Timothy Geithner’s tenure as Treasury Secretary has been accompanied by an ongoing theme: China manipulates its currency and enjoys an unfair trade advantage. Just a couple of weeks ago he reiterated that the yuan is “substantially undervalued”. But could that theme fade into the background if China’s trade balance takes the spotlight?
Last month China posted a $7.3 billion trade deficit, the largest in seven years…and the fifth consecutive month that imports outpaced exports (exports gained 2.4% while imports were up 19.4%).
Granted, part of the reason for this latest gap is the Chinese New Year, which impacted inbound shipments. And rising commodity prices played a role. And we may see more monthly deficits: the Development Research Center of the State Council considers further trade gaps “likely”. At the very least, the country’s trade surplus will probably decline at an increasing pace.

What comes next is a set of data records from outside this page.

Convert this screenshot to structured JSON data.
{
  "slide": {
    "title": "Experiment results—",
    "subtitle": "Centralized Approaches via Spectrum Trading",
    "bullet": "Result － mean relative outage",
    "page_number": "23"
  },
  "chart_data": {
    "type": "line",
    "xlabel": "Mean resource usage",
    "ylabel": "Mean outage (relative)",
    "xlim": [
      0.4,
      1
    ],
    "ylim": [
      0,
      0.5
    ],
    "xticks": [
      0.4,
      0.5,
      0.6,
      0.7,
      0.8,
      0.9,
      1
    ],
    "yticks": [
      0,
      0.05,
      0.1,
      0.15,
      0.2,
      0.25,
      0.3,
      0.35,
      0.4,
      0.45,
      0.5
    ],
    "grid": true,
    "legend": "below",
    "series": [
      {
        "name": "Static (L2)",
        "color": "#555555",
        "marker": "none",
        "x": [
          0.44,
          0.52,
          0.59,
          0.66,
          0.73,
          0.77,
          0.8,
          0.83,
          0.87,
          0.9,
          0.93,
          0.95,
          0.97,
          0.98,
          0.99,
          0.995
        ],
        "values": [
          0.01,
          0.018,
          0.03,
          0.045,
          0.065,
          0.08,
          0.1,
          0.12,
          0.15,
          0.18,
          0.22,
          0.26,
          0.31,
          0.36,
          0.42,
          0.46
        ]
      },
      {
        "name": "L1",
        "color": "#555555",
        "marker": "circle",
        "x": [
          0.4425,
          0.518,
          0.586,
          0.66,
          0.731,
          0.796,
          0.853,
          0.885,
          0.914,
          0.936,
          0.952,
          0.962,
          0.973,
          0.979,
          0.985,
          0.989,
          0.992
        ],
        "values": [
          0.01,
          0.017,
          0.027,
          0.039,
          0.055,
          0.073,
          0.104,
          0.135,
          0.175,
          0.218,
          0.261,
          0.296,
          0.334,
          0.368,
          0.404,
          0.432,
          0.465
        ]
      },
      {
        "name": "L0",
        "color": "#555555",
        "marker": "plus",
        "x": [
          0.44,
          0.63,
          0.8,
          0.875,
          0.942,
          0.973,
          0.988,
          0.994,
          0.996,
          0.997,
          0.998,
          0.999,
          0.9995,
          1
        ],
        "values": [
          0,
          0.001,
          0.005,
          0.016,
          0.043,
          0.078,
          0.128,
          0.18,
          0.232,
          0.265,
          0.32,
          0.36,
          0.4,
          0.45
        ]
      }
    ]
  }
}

There is a pattern emerging here. In 2008, China’s trade surplus peaked at almost $300 billion. But in 2009, China’s trade surplus declined 34% (as a result of the global economic crisis), and in 2010 the surplus fell another 6.4% last year. Officials expect another decline in 2011. Within the next two years, the ratio of trade surplus to GDP is expected to decline to less than 1% (in 2007, trade accounted for 9% of GDP).
The Chinese government has stated its objective to increase domestic consumption and reduce reliance on exports. But the government’s primary challenge is inflation, which at least moderated at 4.9% last month (though food prices increased).
The bottom line: A trade deficit is just what China needs to alleviate some of the international pressure it is facing to allow a faster appreciation of the yuan (it has strengthened 3.5% since last June when the government allowed a managed float). And it’s just what the Treasury Department doesn’t need if they want to continue to vilify China for their manipulative ways.